The Essentials – Eating well

Key principles to healthy eating

The area of nutrition can seem daunting and highly complicated, and the situation isn’t helped by all the myths and misconceptions that we hear every day.

Given the numerous fad diets that are advertised that promise miracle weight loss, or the frequent, often-contradictory, government advice on whether a food is “good” or “bad”, it is no wonder many people are left confused and do not know where to start.

The good news is that basic nutritional principles for eating healthily are really quite simple.

The official UK government advice is based around the “eatwell plate”, which visually represents the proportion that each food group should contribute to your daily intake. Put simply, this means roughly 30-40% your plate should consist of crunchy or leafy vegetables or salads (broccoli, green beans, carrots, tomato etc.). And before you ask, no, unfortunately chips do not count.

The other 60-70% of your plate should be split between starchy root vegetables (potatoes, turnips, swede, sweet potatoes) or wholegrains (whole oats, quinoa, whole grain cereals, brown bread), lean choices of protein (Fish, chicken, turkey, eggs, pulses) and dairy & healthy fats such as nuts, seeds and oils.

However, even this advice can be slightly confusing. Therefore, to keep it as straightforward as possible, just try to remember the five key tips I have laid out below.


Cook rather than re-heat

Whenever possible try to cook from fresh ingredients. You really can’t go wrong if the majority of your meals contain a portion of grilled meat or fish with a plateful of vegetables on the side. Follow this with fresh fruit or natural yoghurt, sweetened with honey, and you have a quick, simple and nutritional meal. This is a much better choice than heating up a pre-packaged processed meal, most of which contain more calories and far fewer nutrients.


Be colourful

As a general rule, the more colourful a natural food is, the more vitamins & minerals it contains (please note that colourful foods such as cupcakes, sweets, ice-cream or donuts are not considered natural). Think dark green beans, vibrant red berries, juicy oranges or yellow peppers. By frequently eating a host of colourful foods, you can ensure that you get the variety of micronutrients that your body needs.


Be sugar-wise

Sugar has been demonized recently but in its natural state sugar is pretty harmless, even necessary.

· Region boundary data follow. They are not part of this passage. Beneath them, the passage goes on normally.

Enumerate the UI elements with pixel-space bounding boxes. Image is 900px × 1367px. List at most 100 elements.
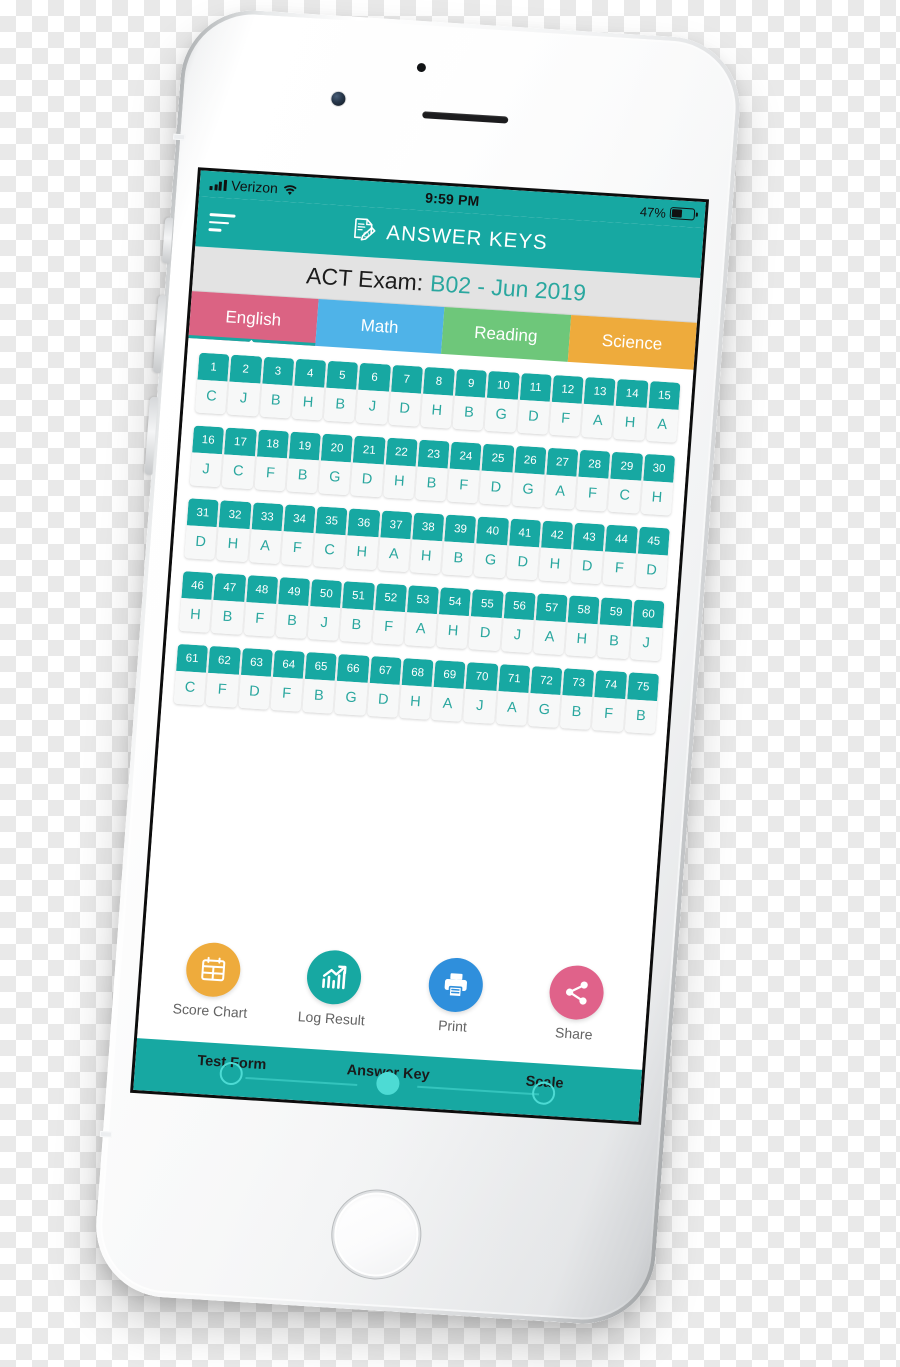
answer-cell[interactable]: 9B bbox=[452, 368, 488, 431]
answer-cell[interactable]: 45 D bbox=[635, 526, 670, 589]
answer-letter: D bbox=[635, 553, 668, 589]
answer-cell[interactable]: 16 J bbox=[189, 425, 225, 488]
answer-cell[interactable]: 19 B bbox=[286, 431, 321, 494]
answer-cell[interactable]: 25 D bbox=[479, 443, 515, 506]
tab-english[interactable]: English bbox=[188, 291, 319, 352]
answer-cell[interactable]: 32 H bbox=[216, 500, 252, 563]
answer-cell[interactable]: 63 D bbox=[238, 647, 273, 710]
answer-cell[interactable]: 21 D bbox=[350, 435, 386, 498]
tab-reading[interactable]: Reading bbox=[440, 306, 571, 362]
answer-cell[interactable]: 72 G bbox=[527, 666, 563, 728]
answer-cell[interactable]: 40 G bbox=[474, 516, 509, 579]
answer-cell[interactable]: 66 G bbox=[334, 654, 370, 716]
answer-cell[interactable]: 71 A bbox=[495, 664, 531, 726]
answer-cell[interactable]: 47 B bbox=[211, 573, 246, 635]
action-print[interactable]: Print bbox=[391, 954, 518, 1037]
answer-cell[interactable]: 73 B bbox=[560, 668, 595, 730]
tab-math[interactable]: Math bbox=[314, 299, 445, 354]
answer-cell[interactable]: 15 A bbox=[645, 381, 681, 443]
answer-cell[interactable]: 34 F bbox=[280, 504, 316, 567]
question-number: 63 bbox=[240, 647, 273, 677]
stepper-step-test-form[interactable]: Test Form bbox=[152, 1050, 311, 1090]
answer-cell[interactable]: 65 B bbox=[302, 651, 338, 714]
answer-cell[interactable]: 74 F bbox=[592, 670, 627, 732]
stepper-step-scale[interactable]: Scale bbox=[465, 1070, 624, 1110]
answer-cell[interactable]: 46 H bbox=[179, 571, 214, 633]
answer-cell[interactable]: 38 H bbox=[409, 512, 445, 575]
answer-cell[interactable]: 41 D bbox=[506, 518, 541, 581]
answer-cell[interactable]: 50 J bbox=[307, 579, 343, 641]
answer-cell[interactable]: 26 G bbox=[511, 445, 547, 508]
answer-cell[interactable]: 20 G bbox=[318, 433, 354, 496]
answer-cell[interactable]: 68 H bbox=[399, 658, 434, 720]
answer-cell[interactable]: 54 H bbox=[436, 587, 472, 650]
answer-cell[interactable]: 70 J bbox=[463, 662, 499, 724]
answer-cell[interactable]: 35 C bbox=[313, 506, 348, 569]
answer-cell[interactable]: 5B bbox=[323, 360, 359, 423]
answer-cell[interactable]: 36 H bbox=[345, 508, 380, 571]
action-share[interactable]: Share bbox=[513, 962, 640, 1045]
answer-cell[interactable]: 4H bbox=[291, 358, 327, 421]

We all need sugar to use as fuel for our bodies to function. It is found in all complex carbohydrates, including fruits and vegetables, as well as in dairy products such as milk.

The bigger problem comes from Added Sugar, which is when sources of sugar are added to food, taking sugar levels above their natural state. This is often to enhance flavour or to help preserve the food. Added sugars tend to be energy rich but nutrient poor. They also drive up a hormone called insulin, which promotes the storage of excess energy as fat.

The best tip for keeping a handle on sugar? NHS guidelines advise that adults should have no more than 8 teaspoons of sugar per day and children should be limited to 5. Therefore, divide the amount shown on the packet by 4 and you get the number of teaspoons per portion. The results can be eye-opening, would you really pour 5 extra teaspoons of sugar into your pasta sauce or on top of your bowl of cereal?


Make it whole grain

Carbohydrates have been targeted by many as the source of obesity and with popular diets like The Atkins & Keto, many people now try to severely restrict or indeed eliminate them from their diet altogether. However, eating the right carbohydrates can be healthy, as they not only provide a source of slow release fuel and increase the feeling of fullness (satiety) but are also a great source of fibre.

So how do you know which carbohydrates to go for? Well, if you stick to anything brown then you won’t go too far wrong. So instead of trying to eliminate carbs, choose brown whole-grain options, like whole wheat pasta, brown rice and wholemeal bread instead of their white counterparts.


Go for a balanced diet

Eating healthily doesn’t mean not being able to enjoy all your favourite foods. Let’s face it, pizza, chocolate, biscuits and cakes are all delicious and life would be boring without them. So don’t try to cut them out altogether, as that is both unsustainable and unrealistic. Instead use moderation and treat yourself occasionally. Over the long term, if you eat sensibly 80% of the time and limit treats & indulgences to the other 20%, then you’ve got a great recipe for eating well.